From where do you get your sermon illustrations?

Illustrations are everywhere. The best illustrations are the simplest and the most common. People will light up quicker if you tell them about a traffic cop that stopped you on the way to church than if you tell them what Napoleon did somewhere.

They want to know, are you living life right now? Are you sharing your life with them? With common illustrations that are all around. I'm not talking about silly, stupid things, but illustrations abound. How do you know and how do you get those illustrations?

You keep a file, and I [Adrian Rogers] have an enormous file at home, but that's not the best way to get an illustration for an immediate sermon.
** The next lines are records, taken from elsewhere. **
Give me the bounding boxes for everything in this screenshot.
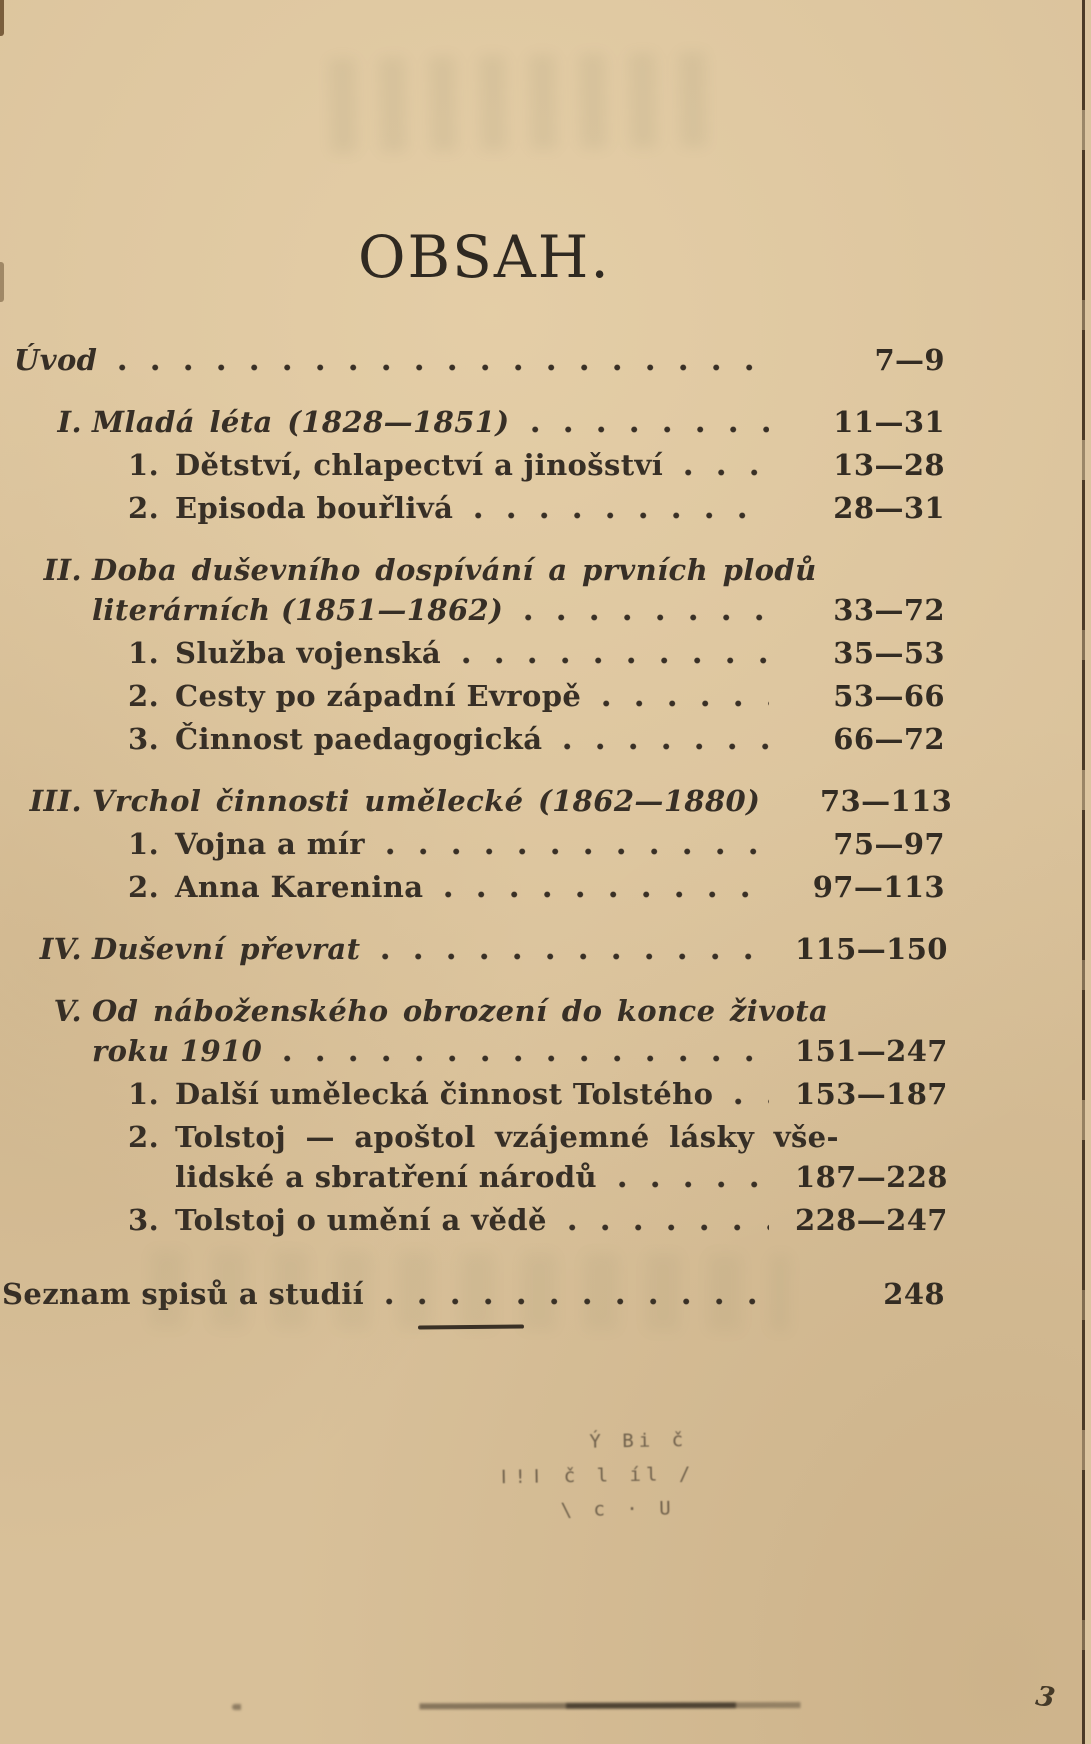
page-range: 75—97 xyxy=(833,827,945,861)
toc-row xyxy=(0,1157,948,1197)
toc-row xyxy=(0,445,945,485)
scan-edge-artifact xyxy=(0,262,4,302)
toc-row xyxy=(0,824,945,864)
toc-row xyxy=(0,633,945,673)
dot-leader xyxy=(597,676,769,716)
entry-label: Činnost paedagogická xyxy=(175,722,543,756)
toc-row xyxy=(0,929,948,969)
dot-leader xyxy=(729,1074,769,1114)
toc-row xyxy=(0,402,945,442)
entry-label: lidské a sbratření národů xyxy=(175,1160,598,1194)
stamp-line: Ý Bi č xyxy=(589,1428,689,1453)
page-edge-margin xyxy=(1085,0,1091,1744)
item-number: 2. xyxy=(128,870,160,904)
entry-label: Vojna a mír xyxy=(175,827,365,861)
dot-leader xyxy=(469,488,769,528)
page-range: 53—66 xyxy=(833,679,945,713)
toc-row xyxy=(0,1200,948,1240)
item-number: 1. xyxy=(128,636,160,670)
stamp-line: ǀ!ǀ č l íl / xyxy=(497,1462,696,1489)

Illustrations come when you know ahead of time what you want to preach.

When you know ahead of time what you want to preach, and you have that in your mind, then having that in your mind, as Kirk said, is like having a wire stretched across a stream. As the water flows down that stream, there are little bits of grass in the water, but they're going down the stream. If you have that wire submerged in that stream, before long, there’ll be a wad of grass on that wire. Because, that wire will catch what ordinarily would have gone down the stream.

That's the way illustrations are. I'll be anywhere, listening. First thing, I'll reach in here, and find a napkin, any scrap of paper, and I'll write something down and jam it back in my pocket, because I'll think, "Man, I can use that Sunday." That fits, but it would not fit, it would go right on downstream if I did not know ahead of time what I'm going to preach.

I keep brown, expandable folders. You know, these brown folders that have little accordion sides on them? I've got closets full of those things, maybe I'll write on the outside [of the folder] a subject. I'm doing one right now on persecution – “how do you react to persecution.” Anything I read about that, I drop it in there. It's not just simply what I'm going to preach next Sunday, but what I may be preaching, and maybe I'll never preach it.

I've got a file I looked at the other day called “Lions on the Loose.” It gives the text, “there's a lion in the streets.” I had a sermon idea, I think that was forty-some years ago... I'm serious, I've still got that folder, and I'm still dropping things in it.

You just put things in there so that you're gathering material, and putting it in there as you go. Also, I have a philosophy of read and rip, where I will read magazines, newspapers, I rip it out and put on the top where I think it needs to be filed. I've got a pasteboard box behind my desk, and I just throw it in there. Every so often, I'll have somebody come in and file that material for me. I have a filing system. I may never retrieve it, but it's so satisfying to be on a subject, and go to your cart and think, "Oh man, I would have forgotten all about that. There it is. I can put my fingertips on it.”

This question and answer came from a Doctoral Colloquium session with Adrian Rogers and several Doctoral Preaching candidates in 1997.